Pages in topic:   [1 2] >
Translating names of streets, paintings
Thread poster: Josephine Cassar

Josephine Cassar  Identity Verified
Local time: 13:16
Member (2012)
Italian to English
+ ...
May 9, 2013

Hi all, I am finding difficulty about whether to translate names of places, streets, paintings. The problem is that some can be translated but some cannot. For example, Palazzo X can be translated but then the street no, or other streets cannot, also the names of some paintings, even people's names- some can be translated but some cannot, so I think it is better that you leave them as in original text, but would like your opinions. I know that names of paintings have to italicized. They are all part of a text, not headings, thank you.

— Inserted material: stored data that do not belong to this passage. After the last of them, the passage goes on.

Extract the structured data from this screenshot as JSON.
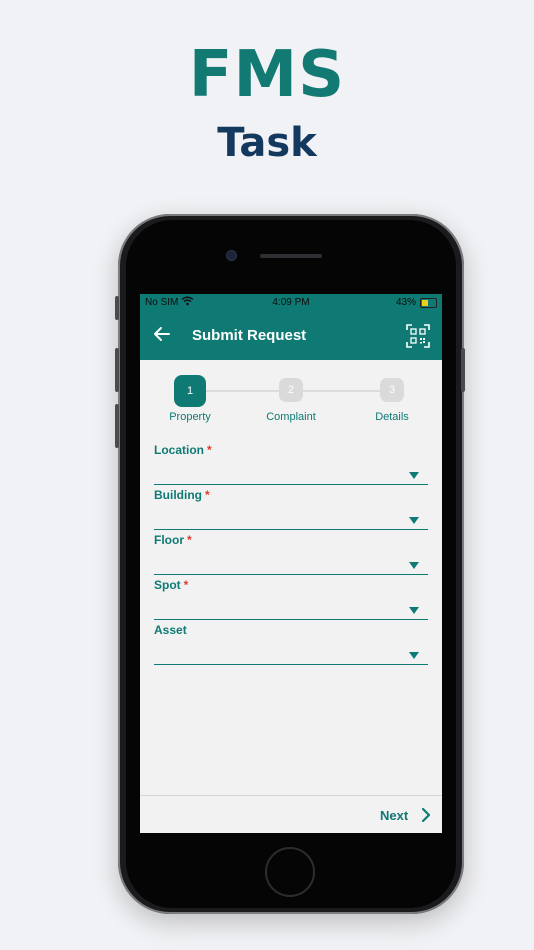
{
  "promo": {
    "title": "FMS",
    "subtitle": "Task"
  },
  "status_bar": {
    "carrier": "No SIM",
    "time": "4:09 PM",
    "battery": "43%"
  },
  "app_bar": {
    "title": "Submit Request",
    "back_icon": "back-arrow-icon",
    "action_icon": "qr-code-icon"
  },
  "stepper": {
    "current_step": 1,
    "steps": [
      {
        "number": "1",
        "label": "Property"
      },
      {
        "number": "2",
        "label": "Complaint"
      },
      {
        "number": "3",
        "label": "Details"
      }
    ]
  },
  "form": {
    "fields": [
      {
        "label": "Location",
        "required": "*",
        "value": ""
      },
      {
        "label": "Building",
        "required": "*",
        "value": ""
      },
      {
        "label": "Floor",
        "required": "*",
        "value": ""
      },
      {
        "label": "Spot",
        "required": "*",
        "value": ""
      },
      {
        "label": "Asset",
        "required": "",
        "value": ""
      }
    ]
  },
  "footer": {
    "next_label": "Next"
  },
  "colors": {
    "primary": "#0f7a74",
    "title": "#137a73",
    "subtitle": "#14395e",
    "required": "#e0392c"
  }
}
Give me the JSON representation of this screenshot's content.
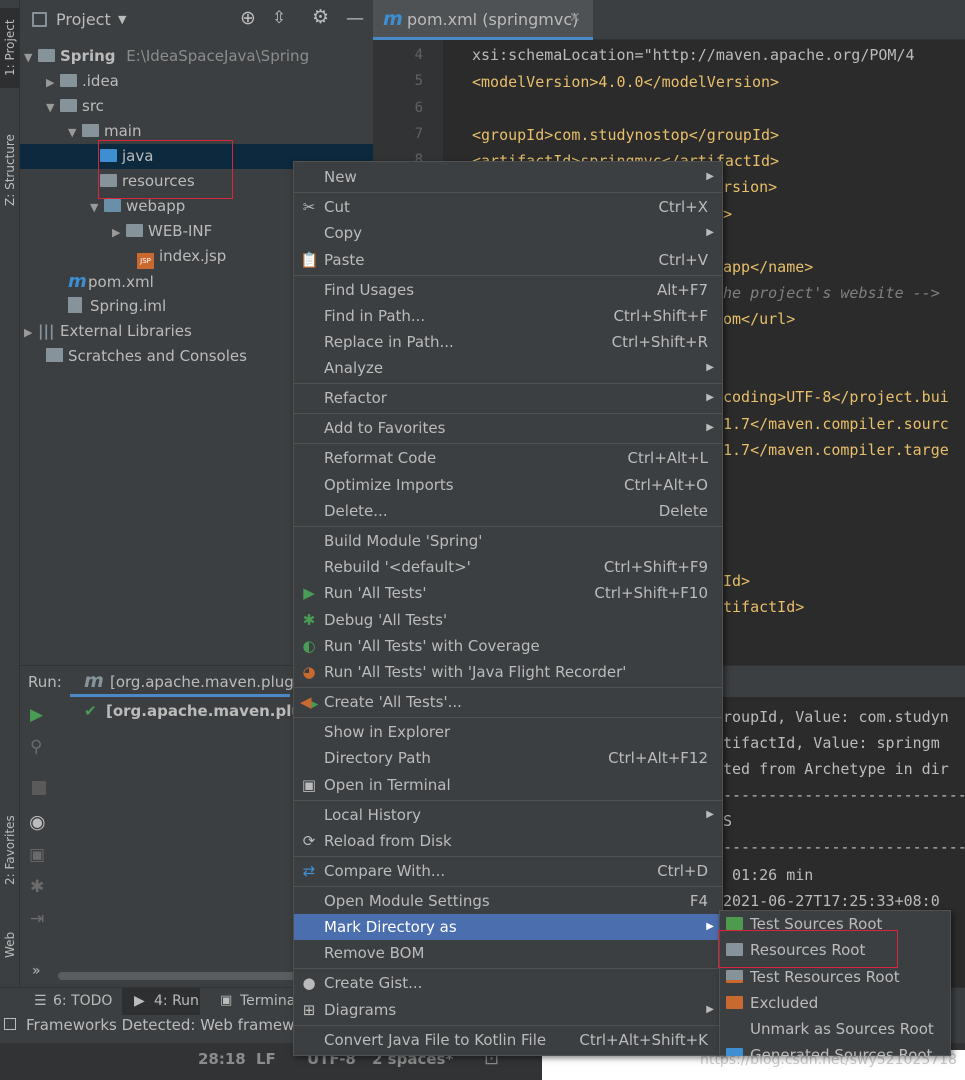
{
  "left_strip": {
    "project_tab": "1: Project",
    "structure_tab": "Z: Structure",
    "favorites_tab": "2: Favorites",
    "web_tab": "Web"
  },
  "project_panel": {
    "title": "Project",
    "tree": [
      {
        "label": "Spring",
        "path": "E:\\IdeaSpaceJava\\Spring"
      },
      {
        "label": ".idea"
      },
      {
        "label": "src"
      },
      {
        "label": "main"
      },
      {
        "label": "java"
      },
      {
        "label": "resources"
      },
      {
        "label": "webapp"
      },
      {
        "label": "WEB-INF"
      },
      {
        "label": "index.jsp"
      },
      {
        "label": "pom.xml"
      },
      {
        "label": "Spring.iml"
      },
      {
        "label": "External Libraries"
      },
      {
        "label": "Scratches and Consoles"
      }
    ]
  },
  "editor": {
    "tab_label": "pom.xml (springmvc)",
    "line_numbers": [
      "4",
      "5",
      "6",
      "7",
      "8"
    ],
    "code_lines": [
      "xsi:schemaLocation=\"http://maven.apache.org/POM/4",
      "<modelVersion>4.0.0</modelVersion>",
      "",
      "<groupId>com.studynostop</groupId>",
      "<artifactId>springmvc</artifactId>",
      "rsion>",
      ">",
      "",
      "app</name>",
      "he project's website -->",
      "om</url>",
      "",
      "",
      "coding>UTF-8</project.bui",
      "1.7</maven.compiler.sourc",
      "1.7</maven.compiler.targe",
      "Id>",
      "tifactId>"
    ]
  },
  "run_panel": {
    "label": "Run:",
    "tab_label": "[org.apache.maven.plugi",
    "tree_item": "[org.apache.maven.plugi",
    "console_lines": [
      "roupId, Value: com.studyn",
      "tifactId, Value: springm",
      "ted from Archetype in dir",
      "----------------------------",
      "S",
      "----------------------------",
      " 01:26 min",
      "2021-06-27T17:25:33+08:0",
      "-----------------------------"
    ]
  },
  "bottom_tabs": {
    "todo": "6: TODO",
    "run": "4: Run",
    "terminal": "Terminal"
  },
  "status_bar": {
    "message": "Frameworks Detected: Web framewo",
    "position": "28:18",
    "line_sep": "LF",
    "encoding": "UTF-8",
    "indent": "2 spaces*"
  },
  "watermark": "https://blog.csdn.net/swy521025718",
  "context_menu": {
    "items": [
      {
        "label": "New",
        "shortcut": ""
      },
      {
        "label": "Cut",
        "shortcut": "Ctrl+X"
      },
      {
        "label": "Copy",
        "shortcut": ""
      },
      {
        "label": "Paste",
        "shortcut": "Ctrl+V"
      },
      {
        "label": "Find Usages",
        "shortcut": "Alt+F7"
      },
      {
        "label": "Find in Path...",
        "shortcut": "Ctrl+Shift+F"
      },
      {
        "label": "Replace in Path...",
        "shortcut": "Ctrl+Shift+R"
      },
      {
        "label": "Analyze",
        "shortcut": ""
      },
      {
        "label": "Refactor",
        "shortcut": ""
      },
      {
        "label": "Add to Favorites",
        "shortcut": ""
      },
      {
        "label": "Reformat Code",
        "shortcut": "Ctrl+Alt+L"
      },
      {
        "label": "Optimize Imports",
        "shortcut": "Ctrl+Alt+O"
      },
      {
        "label": "Delete...",
        "shortcut": "Delete"
      },
      {
        "label": "Build Module 'Spring'",
        "shortcut": ""
      },
      {
        "label": "Rebuild '<default>'",
        "shortcut": "Ctrl+Shift+F9"
      },
      {
        "label": "Run 'All Tests'",
        "shortcut": "Ctrl+Shift+F10"
      },
      {
        "label": "Debug 'All Tests'",
        "shortcut": ""
      },
      {
        "label": "Run 'All Tests' with Coverage",
        "shortcut": ""
      },
      {
        "label": "Run 'All Tests' with 'Java Flight Recorder'",
        "shortcut": ""
      },
      {
        "label": "Create 'All Tests'...",
        "shortcut": ""
      },
      {
        "label": "Show in Explorer",
        "shortcut": ""
      },
      {
        "label": "Directory Path",
        "shortcut": "Ctrl+Alt+F12"
      },
      {
        "label": "Open in Terminal",
        "shortcut": ""
      },
      {
        "label": "Local History",
        "shortcut": ""
      },
      {
        "label": "Reload from Disk",
        "shortcut": ""
      },
      {
        "label": "Compare With...",
        "shortcut": "Ctrl+D"
      },
      {
        "label": "Open Module Settings",
        "shortcut": "F4"
      },
      {
        "label": "Mark Directory as",
        "shortcut": ""
      },
      {
        "label": "Remove BOM",
        "shortcut": ""
      },
      {
        "label": "Create Gist...",
        "shortcut": ""
      },
      {
        "label": "Diagrams",
        "shortcut": ""
      },
      {
        "label": "Convert Java File to Kotlin File",
        "shortcut": "Ctrl+Alt+Shift+K"
      }
    ]
  },
  "submenu": {
    "items": [
      {
        "label": "Test Sources Root",
        "color": "#4e9a4e"
      },
      {
        "label": "Resources Root",
        "color": "#87939a"
      },
      {
        "label": "Test Resources Root",
        "color": "#87939a"
      },
      {
        "label": "Excluded",
        "color": "#c8692f"
      },
      {
        "label": "Unmark as Sources Root",
        "color": ""
      },
      {
        "label": "Generated Sources Root",
        "color": "#3d8fd1"
      }
    ]
  }
}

Direct link Reply with quote
 

Boban Stevanovski
Local time: 13:16
German to Macedonian
+ ...
Translating names of streets, paintings May 9, 2013

In my practic I leave them usualy as in original or rarely translate and original put in parentheses. It could to be funny if you try to translate (some) foreign name, especially name of street, people, cities, etc.

Regards,


Direct link Reply with quote
 

Tomás Cano Binder, BA, CT  Identity Verified
Spain
Local time: 13:16
Member (2005)
English to Spanish
+ ...
Depends on tradition May 9, 2013

Well, this is exactly part of what our work is all about: finding out what to translate and what not.

In my language pairs (several languages into Spanish), translating an element or not very much depends on history, tradition and popular usage, so indeed it requires some research, and if you have a CAT tool, keeping a detailed record for future instances of the same term.

In Spanish we translate many names of places and other geographical names (rivers, mountain ranges and hills, passes, lakes...) if they historically have been related to our country or culture, and the same happens with international royal names, names of popes, names of historical people, etc.

It all really depends and you will have to research each instance. I do not speak Maltese, but my instinct is that there would be no general rule...


Direct link Reply with quote
 

Jenny Forbes  Identity Verified
Local time: 12:16
Member (2006)
French to English
+ ...
Ask the client May 9, 2013

Yes, it's a tricky problem. Some cities have regularly used names in other languages - Firenze = Florence, Bordeaux = Burdeos, and so on. So do some well-known buildings, paintings, sculptures and people. But not all.
I once translated a book about Rembrandt and had to do a lot of (interesting) research about the names of his paintings and I recently translated an essay about the works of Rodin. The client said he wanted me to retain their French names rather than their well-known English names (e.g. Le Penseur, not The Thinker, Le Baiser, not The Kiss).
I think the best thing would be to ask the client how he would like you to deal with this.
Best wishes,
Jenny


Direct link Reply with quote
 

ATIL KAYHAN  Identity Verified
Turkey
Local time: 15:16
Member (2007)
Turkish to English
+ ...
Do Not Translate May 9, 2013

I think you should not translate names of places, streets, paintings. You should leave them as they are. However, the only part that can be translated is the part that says street, avenue, square, lake, etc. As an example, suppose we have a street name such as "Brick Street" and I want to translate that into Turkish. I would write the translation as "Brick Caddesi" where Caddesi means Street in Turkish. Notice that I do not translate the word "Brick" at all. That should be left as it is.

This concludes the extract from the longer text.